Does that mean that the SDEI code never worked with page size > 4 KiB?

> Should we just use adrp on __entry_tramp_data_start? Anyway, the diff
> below doesn't solve the issue I'm seeing (only reverting patch 3).

AFAIU, the preexisting code uses the manual PAGE_SIZE offset because the offset 
in the main vmlinux does not match the architected offset inside the fixmap. If 
so, then using the symbol directly will not work at all.

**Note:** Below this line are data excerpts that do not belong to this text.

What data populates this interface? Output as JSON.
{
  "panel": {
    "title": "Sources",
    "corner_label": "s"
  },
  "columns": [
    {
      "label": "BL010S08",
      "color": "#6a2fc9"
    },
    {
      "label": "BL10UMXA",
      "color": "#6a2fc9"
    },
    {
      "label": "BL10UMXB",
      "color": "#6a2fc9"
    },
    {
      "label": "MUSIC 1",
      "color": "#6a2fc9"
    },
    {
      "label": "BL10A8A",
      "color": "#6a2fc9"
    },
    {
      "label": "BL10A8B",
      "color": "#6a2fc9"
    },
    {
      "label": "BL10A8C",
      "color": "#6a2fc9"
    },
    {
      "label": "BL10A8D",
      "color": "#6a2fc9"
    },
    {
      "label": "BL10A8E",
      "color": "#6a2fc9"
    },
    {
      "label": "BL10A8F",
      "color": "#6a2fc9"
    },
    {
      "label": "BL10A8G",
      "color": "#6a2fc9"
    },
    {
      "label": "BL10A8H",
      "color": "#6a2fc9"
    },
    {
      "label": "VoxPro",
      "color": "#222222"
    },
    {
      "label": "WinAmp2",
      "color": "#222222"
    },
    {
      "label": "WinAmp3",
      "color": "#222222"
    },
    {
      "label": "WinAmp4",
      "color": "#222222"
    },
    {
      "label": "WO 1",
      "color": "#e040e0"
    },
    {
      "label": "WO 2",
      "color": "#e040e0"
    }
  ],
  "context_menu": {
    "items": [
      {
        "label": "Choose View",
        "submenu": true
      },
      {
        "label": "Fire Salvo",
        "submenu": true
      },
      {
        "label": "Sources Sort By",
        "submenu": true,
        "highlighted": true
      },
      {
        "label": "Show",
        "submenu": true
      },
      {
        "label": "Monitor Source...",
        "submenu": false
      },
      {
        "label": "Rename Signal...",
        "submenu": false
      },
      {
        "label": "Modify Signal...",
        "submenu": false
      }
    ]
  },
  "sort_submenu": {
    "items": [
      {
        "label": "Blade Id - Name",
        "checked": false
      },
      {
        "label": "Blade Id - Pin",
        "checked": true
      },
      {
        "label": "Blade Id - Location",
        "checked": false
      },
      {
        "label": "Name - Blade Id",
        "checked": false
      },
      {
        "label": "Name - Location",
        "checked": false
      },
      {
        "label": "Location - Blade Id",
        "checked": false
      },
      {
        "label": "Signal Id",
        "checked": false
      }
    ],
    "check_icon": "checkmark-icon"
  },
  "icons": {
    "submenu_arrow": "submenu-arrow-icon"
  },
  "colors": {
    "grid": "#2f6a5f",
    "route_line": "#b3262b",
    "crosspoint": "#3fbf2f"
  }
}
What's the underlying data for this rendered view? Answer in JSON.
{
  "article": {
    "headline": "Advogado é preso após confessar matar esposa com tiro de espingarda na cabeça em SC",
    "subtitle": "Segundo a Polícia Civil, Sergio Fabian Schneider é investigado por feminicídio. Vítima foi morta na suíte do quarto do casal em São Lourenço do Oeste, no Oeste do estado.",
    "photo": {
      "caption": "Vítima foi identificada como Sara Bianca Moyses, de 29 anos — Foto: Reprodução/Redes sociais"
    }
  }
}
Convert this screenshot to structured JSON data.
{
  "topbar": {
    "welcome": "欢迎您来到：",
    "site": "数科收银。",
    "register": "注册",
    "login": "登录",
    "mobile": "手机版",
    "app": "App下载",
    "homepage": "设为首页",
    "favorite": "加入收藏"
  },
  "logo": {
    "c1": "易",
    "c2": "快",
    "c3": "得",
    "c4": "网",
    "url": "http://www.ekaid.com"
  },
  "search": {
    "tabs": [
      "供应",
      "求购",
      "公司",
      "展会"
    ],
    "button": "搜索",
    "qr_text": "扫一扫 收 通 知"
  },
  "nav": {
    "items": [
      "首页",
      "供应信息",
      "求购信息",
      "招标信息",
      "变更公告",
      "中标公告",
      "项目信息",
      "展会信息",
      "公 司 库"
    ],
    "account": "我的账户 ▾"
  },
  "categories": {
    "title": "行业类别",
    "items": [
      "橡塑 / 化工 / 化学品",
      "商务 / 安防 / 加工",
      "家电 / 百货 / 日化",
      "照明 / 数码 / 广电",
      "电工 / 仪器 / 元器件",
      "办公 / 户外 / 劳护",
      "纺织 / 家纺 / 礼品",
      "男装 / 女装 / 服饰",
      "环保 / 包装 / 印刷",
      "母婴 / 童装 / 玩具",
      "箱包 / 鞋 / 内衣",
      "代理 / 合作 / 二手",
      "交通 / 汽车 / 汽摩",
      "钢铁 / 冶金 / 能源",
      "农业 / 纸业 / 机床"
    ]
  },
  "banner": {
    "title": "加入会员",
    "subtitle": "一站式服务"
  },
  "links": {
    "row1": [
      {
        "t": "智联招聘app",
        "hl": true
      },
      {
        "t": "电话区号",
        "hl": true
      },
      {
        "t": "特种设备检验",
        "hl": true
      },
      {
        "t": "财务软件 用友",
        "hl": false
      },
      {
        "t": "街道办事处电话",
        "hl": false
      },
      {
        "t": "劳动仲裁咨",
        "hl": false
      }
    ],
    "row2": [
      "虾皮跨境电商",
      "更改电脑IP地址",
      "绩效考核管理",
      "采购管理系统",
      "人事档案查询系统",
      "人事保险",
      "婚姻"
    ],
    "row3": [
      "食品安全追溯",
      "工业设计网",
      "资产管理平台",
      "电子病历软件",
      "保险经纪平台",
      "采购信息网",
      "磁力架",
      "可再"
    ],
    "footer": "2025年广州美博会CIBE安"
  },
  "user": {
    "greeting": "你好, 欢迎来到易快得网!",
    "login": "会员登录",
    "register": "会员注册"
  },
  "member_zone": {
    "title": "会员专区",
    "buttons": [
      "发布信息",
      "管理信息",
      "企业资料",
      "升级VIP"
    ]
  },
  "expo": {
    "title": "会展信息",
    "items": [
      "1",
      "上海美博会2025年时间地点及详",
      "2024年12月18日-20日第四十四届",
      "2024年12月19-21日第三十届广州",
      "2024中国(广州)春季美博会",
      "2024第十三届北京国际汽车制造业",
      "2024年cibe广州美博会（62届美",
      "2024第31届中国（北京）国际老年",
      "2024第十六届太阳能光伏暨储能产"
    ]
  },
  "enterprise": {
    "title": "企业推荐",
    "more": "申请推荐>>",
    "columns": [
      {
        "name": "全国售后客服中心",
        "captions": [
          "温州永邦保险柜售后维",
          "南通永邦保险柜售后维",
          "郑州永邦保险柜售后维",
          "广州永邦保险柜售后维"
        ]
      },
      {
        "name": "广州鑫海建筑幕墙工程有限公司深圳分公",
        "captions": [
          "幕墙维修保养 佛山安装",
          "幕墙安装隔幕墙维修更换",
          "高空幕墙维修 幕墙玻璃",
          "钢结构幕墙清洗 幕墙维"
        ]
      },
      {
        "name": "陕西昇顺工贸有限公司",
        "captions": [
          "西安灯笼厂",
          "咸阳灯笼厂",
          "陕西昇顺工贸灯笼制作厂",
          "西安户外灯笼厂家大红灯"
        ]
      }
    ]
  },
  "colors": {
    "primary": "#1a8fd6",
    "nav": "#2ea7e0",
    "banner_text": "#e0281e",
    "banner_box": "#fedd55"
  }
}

> diff --git a/arch/arm64/kernel/entry.S b/arch/arm64/kernel/entry.S
> index ca1340eb46d8..4cc9d1df3985 100644
> --- a/arch/arm64/kernel/entry.S
> +++ b/arch/arm64/kernel/entry.S
> @@ -810,7 +810,7 @@ alternative_else_nop_endif
>  2:
>  	tramp_map_kernel	x30
>  #ifdef CONFIG_RANDOMIZE_BASE
> -	adrp	x30, tramp_vectors + PAGE_SIZE
> +	adrp	x30, __entry_tramp_data_start
>  alternative_insn isb, nop, ARM64_WORKAROUND_QCOM_FALKOR_E1003
>  	ldr	x30, [x30, #:lo12:__entry_tramp_data_start]
>  #else
> @@ -964,7 +964,7 @@ SYM_CODE_START(__sdei_asm_entry_trampoline)
>  1:	str	x4, [x1, #(SDEI_EVENT_INTREGS + S_ORIG_ADDR_LIMIT)]
> 
>  #ifdef CONFIG_RANDOMIZE_BASE
> -	adrp	x4, tramp_vectors + PAGE_SIZE
> +	adrp	x4, __sdei_asm_trampoline_next_handler
>  	ldr	x4, [x4, #:lo12:__sdei_asm_trampoline_next_handler]
>  #else
>  	ldr	x4, =__sdei_asm_handler
Catalin Marinas March 24, 2020, 10:37 a.m. UTC | #6
On Mon, Mar 23, 2020 at 10:42:30PM +0200, Rémi Denis-Courmont wrote:
> Le maanantaina 23. maaliskuuta 2020, 21.04.09 EET Catalin Marinas a écrit :
> > Should we just use adrp on __entry_tramp_data_start? Anyway, the diff
> > below doesn't solve the issue I'm seeing (only reverting patch 3).
> 
> AFAIU, the preexisting code uses the manual PAGE_SIZE offset because the offset 
> in the main vmlinux does not match the architected offset inside the fixmap. If 
> so, then using the symbol directly will not work at all.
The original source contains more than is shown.